The best part of Visualization class so far is getting exposed to a wild gallery of examples (visual Hacker Schoolers, take note!) Some of my favorites:

I also learned a new phrase: external cognition (Scaife & Rogers, 1996) -- it's a concept I've used many times, but now I have a literature reference for it! External cognition refers to using stuff to offload your brain -- for me, it's spreading papers out on my desk, scribbling on a whiteboard, saving notes on a computer, and so forth... instead of memorizing, I learn how to look up things, or I configure my software to pop up notifications to remind me. Basically, I get a lot less "smart" without my tools.

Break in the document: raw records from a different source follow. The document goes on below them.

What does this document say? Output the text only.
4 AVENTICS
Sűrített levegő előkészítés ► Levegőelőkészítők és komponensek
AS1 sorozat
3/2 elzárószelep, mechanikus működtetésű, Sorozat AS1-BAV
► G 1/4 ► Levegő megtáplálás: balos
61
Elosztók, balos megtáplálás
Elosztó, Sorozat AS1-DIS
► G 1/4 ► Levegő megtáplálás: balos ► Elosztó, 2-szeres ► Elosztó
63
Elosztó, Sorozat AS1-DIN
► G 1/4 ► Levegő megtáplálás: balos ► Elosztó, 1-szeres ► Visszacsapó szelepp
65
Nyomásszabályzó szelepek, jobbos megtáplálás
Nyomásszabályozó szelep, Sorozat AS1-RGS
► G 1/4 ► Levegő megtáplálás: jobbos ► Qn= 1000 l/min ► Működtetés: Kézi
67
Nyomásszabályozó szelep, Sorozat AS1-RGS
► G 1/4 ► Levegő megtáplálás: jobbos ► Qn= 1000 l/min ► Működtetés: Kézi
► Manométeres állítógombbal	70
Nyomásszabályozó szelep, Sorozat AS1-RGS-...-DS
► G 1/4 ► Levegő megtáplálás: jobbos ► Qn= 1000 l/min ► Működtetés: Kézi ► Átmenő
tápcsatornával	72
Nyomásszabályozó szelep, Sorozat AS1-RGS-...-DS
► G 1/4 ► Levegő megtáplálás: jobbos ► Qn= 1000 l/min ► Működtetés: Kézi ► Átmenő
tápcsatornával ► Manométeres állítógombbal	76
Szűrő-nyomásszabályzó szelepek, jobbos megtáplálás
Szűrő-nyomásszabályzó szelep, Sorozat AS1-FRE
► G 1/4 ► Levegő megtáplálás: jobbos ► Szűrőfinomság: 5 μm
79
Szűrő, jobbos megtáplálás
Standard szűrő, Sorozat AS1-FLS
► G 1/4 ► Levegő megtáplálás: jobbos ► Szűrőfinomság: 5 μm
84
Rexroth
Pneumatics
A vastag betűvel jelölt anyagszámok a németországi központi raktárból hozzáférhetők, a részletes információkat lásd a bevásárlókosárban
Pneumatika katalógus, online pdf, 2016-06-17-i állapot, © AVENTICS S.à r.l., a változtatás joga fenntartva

I've decided my class project will be a visualization of narrative data (from my dissertation) -- how to navigate between intertwined stories of the same event from multiple viewpoints. In addition to thematic similarities, we have examples of:

  • Same event, same narrator, different tellings: Lynn sits down in the spring and tells me about the first day of UOCD (a class). Later in the summer, Lynn sits down again and tells me about the same first day of UOCD -- how do the two versions of her telling differ?
  • Same event, different narrators: Jon also told me about the first day of UOCD. How is his account similar/different from Lynn's?
  • Narrators mentioning each other: Lynn mentions Jon in her account of UOCD's first day, and Jon mentions Lynn.
  • Narrators responding to each other: Once Lynn reads what Jon said, she starts thinking about how she told the story. (Possible sub-question: what in our stories do we choose to focus on / react to? Is there a heatmap we can make?)

This is going to be fun to play with and untangle -- I'm not sure what I want to visualize yet, but the above connections seem like a reasonable starting point.